On the evening of July 31, Huacan Optoelectronics made an announcement stating that the company had decided to seek the suspension of the share issuance process aimed at purchasing the equity of Harmony Corelight (Yiwu) Optoelectronics Technology Co., Ltd. (referred to hereafter as "Target Company" or "Harmony Optoelectronics") from the China Securities Regulatory Commission (CSRC).
Huacan Optoelectronics plans to acquire 100% of the equity in Harmony Optoelectronics, which is held by New Sure Limited and Yiwu Harmony Corelight Equity Investment Partnership (Limited Partnership), through a share issuance for asset purchases. Additionally, the company intends to raise matching funds by soliciting no more than five specific investors. The share issuance price for the acquired assets was initially set at 6.95 yuan per share. Following the company's 2016 dividend distribution of 0.5 yuan in cash for every 10 shares on May 17, 2017, the share issuance price was adjusted to 6.90 yuan per share. The total amount of funds raised must not exceed 200 million yuan. The success of the fundraising for the matching funds does not influence the implementation of the asset acquisition via share issuance.
As of December 31, 2016, the estimated value of the underlying assets was approximately 1.719 billion yuan. However, the Target Company, Harmony Optoelectronics, does not engage in any actual business operations. Its primary asset consists of a 100% stake in MEMSIC, Inc., held by its Hong Kong subsidiary. Based on the valuation of the aforementioned 100% equity, the transaction amount for this deal stands at 1.65 billion yuan.
On July 3, 2017, the company received a "Notice of Acceptance of Administrative Licensing Application" issued by the CSRC on June 30, 2017, under reference number 171031. The CSRC reviewed the administrative license application materials submitted by Huacan Optoelectronics regarding the approval of share issuance for listed companies and determined that the application materials were complete and compliant with legal standards. Consequently, the CSRC decided to accept the application for administrative licensing.
During the planning and promotion of this asset purchase, the company diligently followed the relevant regulations of the CSRC and the Shenzhen Stock Exchange.
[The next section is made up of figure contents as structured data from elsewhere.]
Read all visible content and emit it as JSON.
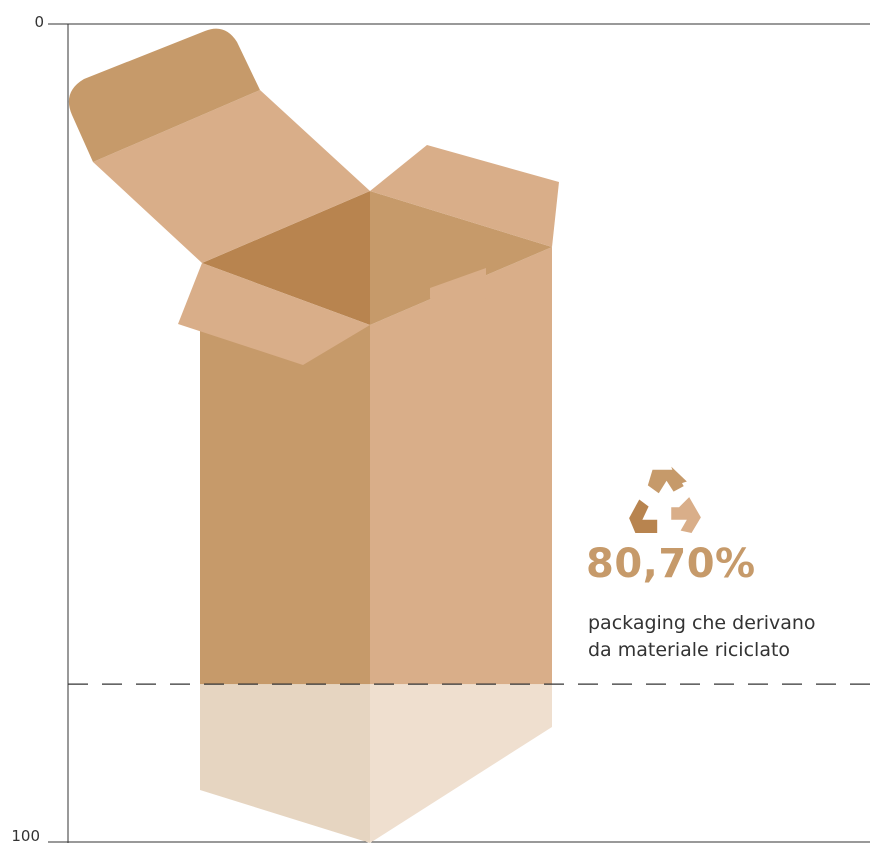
{
  "chart_data": {
    "type": "area",
    "ylim": [
      0,
      100
    ],
    "y_ticks": [
      "0",
      "100"
    ],
    "value": 80.7,
    "value_label": "80,70%",
    "caption_lines": [
      "packaging che derivano",
      "da materiale riciclato"
    ],
    "icon": "recycle-icon",
    "colors": {
      "box_dark": "#c69a6a",
      "box_light": "#d9ae89",
      "box_inner": "#b8844f",
      "faded_dark": "#e6d5c1",
      "faded_light": "#efdfcf",
      "accent": "#c69a6a",
      "axis": "#333333"
    }
  }
}
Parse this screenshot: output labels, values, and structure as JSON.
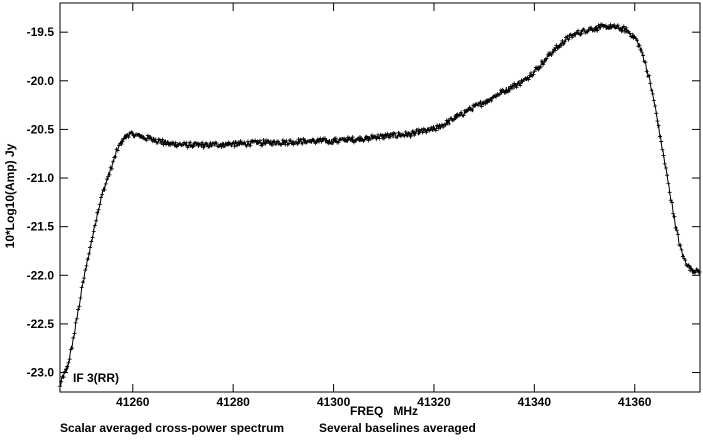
{
  "chart_data": {
    "type": "line",
    "title": "",
    "xlabel": "FREQ   MHz",
    "ylabel": "10*Log10(Amp) Jy",
    "annotation": "IF 3(RR)",
    "captions": {
      "left": "Scalar averaged cross-power spectrum",
      "right": "Several baselines averaged"
    },
    "xlim": [
      41245.5,
      41373
    ],
    "ylim": [
      -23.2,
      -19.2
    ],
    "x_ticks": [
      41260,
      41280,
      41300,
      41320,
      41340,
      41360
    ],
    "y_ticks": [
      -19.5,
      -20.0,
      -20.5,
      -21.0,
      -21.5,
      -22.0,
      -22.5,
      -23.0
    ],
    "x_tick_labels": [
      "41260",
      "41280",
      "41300",
      "41320",
      "41340",
      "41360"
    ],
    "y_tick_labels": [
      "-19.5",
      "-20.0",
      "-20.5",
      "-21.0",
      "-21.5",
      "-22.0",
      "-22.5",
      "-23.0"
    ],
    "grid": false,
    "marker": "plus",
    "series": [
      {
        "name": "",
        "x": [
          41245.5,
          41246,
          41247,
          41248,
          41249,
          41250,
          41251,
          41252,
          41253,
          41254,
          41255,
          41256,
          41257,
          41258,
          41259,
          41260,
          41262,
          41264,
          41266,
          41268,
          41270,
          41275,
          41280,
          41285,
          41290,
          41295,
          41300,
          41305,
          41310,
          41315,
          41320,
          41323,
          41326,
          41330,
          41334,
          41338,
          41341,
          41344,
          41347,
          41350,
          41353,
          41356,
          41358,
          41360,
          41361,
          41362,
          41363,
          41364,
          41365,
          41366,
          41367,
          41368,
          41369,
          41370,
          41371,
          41372,
          41373
        ],
        "y": [
          -23.15,
          -23.05,
          -22.95,
          -22.7,
          -22.4,
          -22.1,
          -21.85,
          -21.6,
          -21.35,
          -21.15,
          -21.0,
          -20.85,
          -20.7,
          -20.6,
          -20.55,
          -20.55,
          -20.58,
          -20.6,
          -20.63,
          -20.65,
          -20.66,
          -20.66,
          -20.65,
          -20.64,
          -20.63,
          -20.62,
          -20.62,
          -20.6,
          -20.57,
          -20.55,
          -20.5,
          -20.42,
          -20.33,
          -20.22,
          -20.1,
          -20.0,
          -19.85,
          -19.68,
          -19.55,
          -19.48,
          -19.45,
          -19.45,
          -19.47,
          -19.55,
          -19.65,
          -19.8,
          -20.0,
          -20.25,
          -20.55,
          -20.85,
          -21.15,
          -21.45,
          -21.7,
          -21.85,
          -21.92,
          -21.95,
          -21.97
        ]
      }
    ]
  }
}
This included conducting due diligence, auditing, and evaluation work on the Target Company. The company also held board meetings and shareholder general meetings to approve the related transaction proposals. Moreover, the relevant matters involving the transaction were reviewed by the U.S. Committee on Foreign Investment (CFIUS).
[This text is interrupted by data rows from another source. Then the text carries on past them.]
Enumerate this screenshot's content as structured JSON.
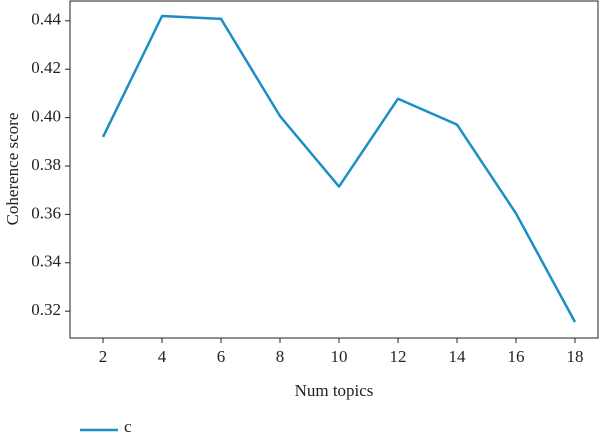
{
  "chart_data": {
    "type": "line",
    "x": [
      2,
      4,
      6,
      8,
      10,
      12,
      14,
      16,
      18
    ],
    "series": [
      {
        "name": "c",
        "color": "#1b8ec6",
        "values": [
          0.392,
          0.442,
          0.4408,
          0.4006,
          0.3715,
          0.4078,
          0.3971,
          0.3604,
          0.3155
        ]
      }
    ],
    "x_label": "Num topics",
    "y_label": "Coherence score",
    "xlim": [
      0.88,
      18.78
    ],
    "xticks": [
      2,
      4,
      6,
      8,
      10,
      12,
      14,
      16,
      18
    ],
    "ylim": [
      0.3089,
      0.4482
    ],
    "yticks": [
      0.32,
      0.34,
      0.36,
      0.38,
      {
        "value": 0.4,
        "label": "0.40"
      },
      0.42,
      0.44
    ],
    "grid": false,
    "legend": "bottom-left"
  }
}
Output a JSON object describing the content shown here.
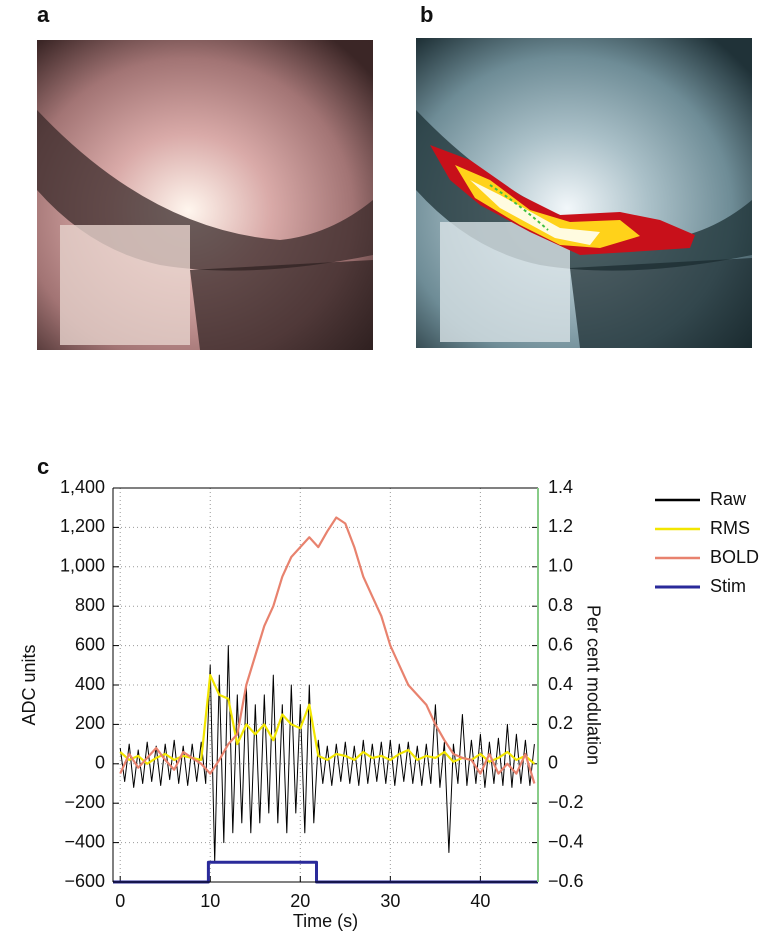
{
  "panel_labels": {
    "a": "a",
    "b": "b",
    "c": "c"
  },
  "chart_data": {
    "type": "line",
    "xlabel": "Time (s)",
    "ylabel": "ADC units",
    "y2label": "Per cent modulation",
    "xlim": [
      -0.8,
      46.4
    ],
    "xticks": [
      0,
      10,
      20,
      30,
      40
    ],
    "ylim": [
      -600,
      1400
    ],
    "yticks": [
      {
        "value": -600,
        "label": "−600"
      },
      {
        "value": -400,
        "label": "−400"
      },
      {
        "value": -200,
        "label": "−200"
      },
      0,
      200,
      400,
      600,
      800,
      {
        "value": 1000,
        "label": "1,000"
      },
      {
        "value": 1200,
        "label": "1,200"
      },
      {
        "value": 1400,
        "label": "1,400"
      }
    ],
    "y2lim": [
      -0.6,
      1.4
    ],
    "y2ticks": [
      {
        "value": -0.6,
        "label": "−0.6"
      },
      {
        "value": -0.4,
        "label": "−0.4"
      },
      {
        "value": -0.2,
        "label": "−0.2"
      },
      0,
      0.2,
      0.4,
      0.6,
      0.8,
      {
        "value": 1.0,
        "label": "1.0"
      },
      1.2,
      1.4
    ],
    "grid": true,
    "legend": "outside-right",
    "series": [
      {
        "name": "Raw",
        "color": "#000000",
        "x": [
          0,
          0.5,
          1,
          1.5,
          2,
          2.5,
          3,
          3.5,
          4,
          4.5,
          5,
          5.5,
          6,
          6.5,
          7,
          7.5,
          8,
          8.5,
          9,
          9.5,
          10,
          10.5,
          11,
          11.5,
          12,
          12.5,
          13,
          13.5,
          14,
          14.5,
          15,
          15.5,
          16,
          16.5,
          17,
          17.5,
          18,
          18.5,
          19,
          19.5,
          20,
          20.5,
          21,
          21.5,
          22,
          22.5,
          23,
          23.5,
          24,
          24.5,
          25,
          25.5,
          26,
          26.5,
          27,
          27.5,
          28,
          28.5,
          29,
          29.5,
          30,
          30.5,
          31,
          31.5,
          32,
          32.5,
          33,
          33.5,
          34,
          34.5,
          35,
          35.5,
          36,
          36.5,
          37,
          37.5,
          38,
          38.5,
          39,
          39.5,
          40,
          40.5,
          41,
          41.5,
          42,
          42.5,
          43,
          43.5,
          44,
          44.5,
          45,
          45.5,
          46
        ],
        "values": [
          80,
          -90,
          100,
          -120,
          70,
          -100,
          110,
          -90,
          90,
          -110,
          100,
          -80,
          120,
          -100,
          90,
          -110,
          100,
          -90,
          110,
          -100,
          500,
          -500,
          450,
          -400,
          600,
          -350,
          350,
          -300,
          400,
          -350,
          300,
          -300,
          350,
          -250,
          450,
          -300,
          300,
          -350,
          400,
          -250,
          300,
          -350,
          400,
          -300,
          120,
          -100,
          90,
          -110,
          100,
          -90,
          110,
          -100,
          90,
          -110,
          120,
          -100,
          100,
          -90,
          110,
          -100,
          120,
          -110,
          100,
          -90,
          110,
          -100,
          90,
          -110,
          100,
          -100,
          300,
          -120,
          110,
          -450,
          100,
          -100,
          250,
          -110,
          120,
          -100,
          150,
          -120,
          110,
          -100,
          130,
          -110,
          200,
          -120,
          150,
          -100,
          120,
          -110,
          100
        ]
      },
      {
        "name": "RMS",
        "color": "#f2e600",
        "x": [
          0,
          1,
          2,
          3,
          4,
          5,
          6,
          7,
          8,
          9,
          10,
          11,
          12,
          13,
          14,
          15,
          16,
          17,
          18,
          19,
          20,
          21,
          22,
          23,
          24,
          25,
          26,
          27,
          28,
          29,
          30,
          31,
          32,
          33,
          34,
          35,
          36,
          37,
          38,
          39,
          40,
          41,
          42,
          43,
          44,
          45,
          46
        ],
        "values": [
          60,
          20,
          40,
          0,
          30,
          50,
          20,
          40,
          30,
          20,
          450,
          350,
          330,
          100,
          200,
          150,
          200,
          120,
          250,
          200,
          180,
          300,
          40,
          20,
          50,
          40,
          20,
          60,
          30,
          40,
          20,
          50,
          70,
          20,
          40,
          30,
          60,
          10,
          30,
          20,
          50,
          10,
          30,
          60,
          20,
          40,
          0
        ]
      },
      {
        "name": "BOLD",
        "color": "#e8826e",
        "axis": "y2",
        "x": [
          0,
          1,
          2,
          3,
          4,
          5,
          6,
          7,
          8,
          9,
          10,
          11,
          12,
          13,
          14,
          15,
          16,
          17,
          18,
          19,
          20,
          21,
          22,
          23,
          24,
          25,
          26,
          27,
          28,
          29,
          30,
          31,
          32,
          33,
          34,
          35,
          36,
          37,
          38,
          39,
          40,
          41,
          42,
          43,
          44,
          45,
          46
        ],
        "values": [
          -0.05,
          0.05,
          -0.02,
          0.03,
          0.08,
          0.02,
          -0.03,
          0.06,
          0.03,
          0.0,
          -0.05,
          0.02,
          0.1,
          0.15,
          0.4,
          0.55,
          0.7,
          0.8,
          0.95,
          1.05,
          1.1,
          1.15,
          1.1,
          1.18,
          1.25,
          1.22,
          1.1,
          0.95,
          0.85,
          0.75,
          0.6,
          0.5,
          0.4,
          0.35,
          0.3,
          0.2,
          0.12,
          0.05,
          0.03,
          0.02,
          -0.05,
          0.05,
          -0.05,
          0.0,
          -0.05,
          0.05,
          -0.1
        ]
      },
      {
        "name": "Stim",
        "color": "#2a2a9a",
        "x": [
          -0.8,
          9.8,
          9.8,
          21.8,
          21.8,
          46.4
        ],
        "values": [
          -600,
          -600,
          -500,
          -500,
          -600,
          -600
        ]
      }
    ]
  }
}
Currently, the validity period of some financial data in the application documents for share issuance has expired. As a result, both the company and the Target Company require supplementary audits. Presently, the company, the Target Company, and the auditing institution are working to complete these necessary audits.
In order to effectively protect the interests of all shareholders, especially those of smaller investors, the company convened its third meeting of the third board of directors on July 29, 2017. It reviewed and approved the proposal to suspend the major asset restructuring. After careful consideration and consultation with the parties involved in the transaction, it was decided to temporarily halt the review of the company’s share issuance for asset purchases and to submit an application for suspension of the review to the CSRC. Once the conditions are appropriate, the company will resume the process.
The suspension of the share issuance for asset purchases will not significantly impact the company's ongoing production and operational activities. Although the company is currently seeking to pause the review of the assets being purchased via share issuance, it remains committed to advancing the relevant work of this transaction. Upon completion of the necessary steps, the company will promptly reapply to resume the review of this administrative license application.